El primer hecho ocurrió en Cali, cuando un camión cargado con explosivos fue detonado cerca de la Escuela Militar de Aviación Marco Fidel Suárez. La potente explosión dejó al menos seis muertos y más de 50 heridos, según reportes oficiales. El presidente Gustavo Petro señaló como responsables al Estado Mayor Central de las FARC y al frente Carlos Patiño, vinculados a lo que calificó como la “Junta del Narcotráfico”.

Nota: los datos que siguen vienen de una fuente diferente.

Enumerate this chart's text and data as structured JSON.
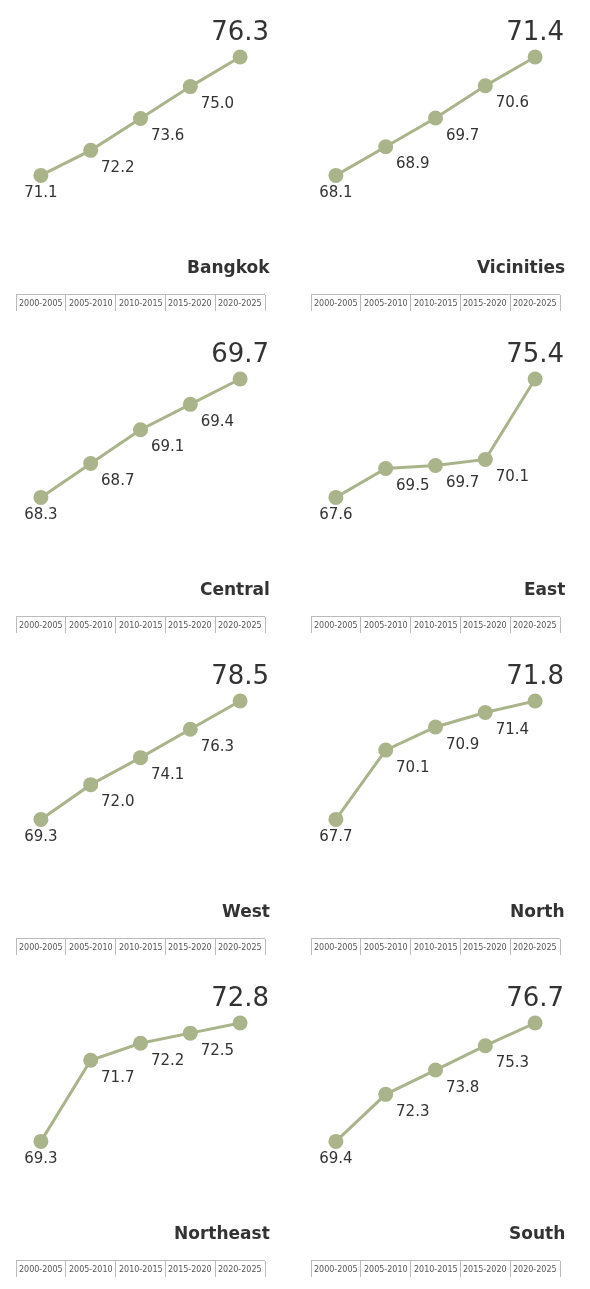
{
  "chart_data": [
    {
      "type": "line",
      "title": "Bangkok",
      "categories": [
        "2000-2005",
        "2005-2010",
        "2010-2015",
        "2015-2020",
        "2020-2025"
      ],
      "values": [
        71.1,
        72.2,
        73.6,
        75.0,
        76.3
      ],
      "value_labels": [
        "71.1",
        "72.2",
        "73.6",
        "75.0",
        "76.3"
      ],
      "color": "#a9b48a",
      "marker": "circle",
      "grid": false,
      "legend": false
    },
    {
      "type": "line",
      "title": "Vicinities",
      "categories": [
        "2000-2005",
        "2005-2010",
        "2010-2015",
        "2015-2020",
        "2020-2025"
      ],
      "values": [
        68.1,
        68.9,
        69.7,
        70.6,
        71.4
      ],
      "value_labels": [
        "68.1",
        "68.9",
        "69.7",
        "70.6",
        "71.4"
      ],
      "color": "#a9b48a",
      "marker": "circle",
      "grid": false,
      "legend": false
    },
    {
      "type": "line",
      "title": "Central",
      "categories": [
        "2000-2005",
        "2005-2010",
        "2010-2015",
        "2015-2020",
        "2020-2025"
      ],
      "values": [
        68.3,
        68.7,
        69.1,
        69.4,
        69.7
      ],
      "value_labels": [
        "68.3",
        "68.7",
        "69.1",
        "69.4",
        "69.7"
      ],
      "color": "#a9b48a",
      "marker": "circle",
      "grid": false,
      "legend": false
    },
    {
      "type": "line",
      "title": "East",
      "categories": [
        "2000-2005",
        "2005-2010",
        "2010-2015",
        "2015-2020",
        "2020-2025"
      ],
      "values": [
        67.6,
        69.5,
        69.7,
        70.1,
        75.4
      ],
      "value_labels": [
        "67.6",
        "69.5",
        "69.7",
        "70.1",
        "75.4"
      ],
      "color": "#a9b48a",
      "marker": "circle",
      "grid": false,
      "legend": false
    },
    {
      "type": "line",
      "title": "West",
      "categories": [
        "2000-2005",
        "2005-2010",
        "2010-2015",
        "2015-2020",
        "2020-2025"
      ],
      "values": [
        69.3,
        72.0,
        74.1,
        76.3,
        78.5
      ],
      "value_labels": [
        "69.3",
        "72.0",
        "74.1",
        "76.3",
        "78.5"
      ],
      "color": "#a9b48a",
      "marker": "circle",
      "grid": false,
      "legend": false
    },
    {
      "type": "line",
      "title": "North",
      "categories": [
        "2000-2005",
        "2005-2010",
        "2010-2015",
        "2015-2020",
        "2020-2025"
      ],
      "values": [
        67.7,
        70.1,
        70.9,
        71.4,
        71.8
      ],
      "value_labels": [
        "67.7",
        "70.1",
        "70.9",
        "71.4",
        "71.8"
      ],
      "color": "#a9b48a",
      "marker": "circle",
      "grid": false,
      "legend": false
    },
    {
      "type": "line",
      "title": "Northeast",
      "categories": [
        "2000-2005",
        "2005-2010",
        "2010-2015",
        "2015-2020",
        "2020-2025"
      ],
      "values": [
        69.3,
        71.7,
        72.2,
        72.5,
        72.8
      ],
      "value_labels": [
        "69.3",
        "71.7",
        "72.2",
        "72.5",
        "72.8"
      ],
      "color": "#a9b48a",
      "marker": "circle",
      "grid": false,
      "legend": false
    },
    {
      "type": "line",
      "title": "South",
      "categories": [
        "2000-2005",
        "2005-2010",
        "2010-2015",
        "2015-2020",
        "2020-2025"
      ],
      "values": [
        69.4,
        72.3,
        73.8,
        75.3,
        76.7
      ],
      "value_labels": [
        "69.4",
        "72.3",
        "73.8",
        "75.3",
        "76.7"
      ],
      "color": "#a9b48a",
      "marker": "circle",
      "grid": false,
      "legend": false
    }
  ]
}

Horas después, en el municipio de Amalfi, Antioquia, un helicóptero Black Hawk UH-60 de la Policía fue derribado con un dron cargado de explosivos durante una operación de erradicación de cultivos ilícitos. En el ataque murieron 12 uniformados, lo que elevó el impacto de la jornada.
El gobierno colombiano calificó los hechos como actos de terrorismo y anunció una recompensa de hasta 400 millones de pesos por información que permita capturar a los responsables. Las autoridades reforzaron las medidas de seguridad ante el aumento de la violencia en varias regiones.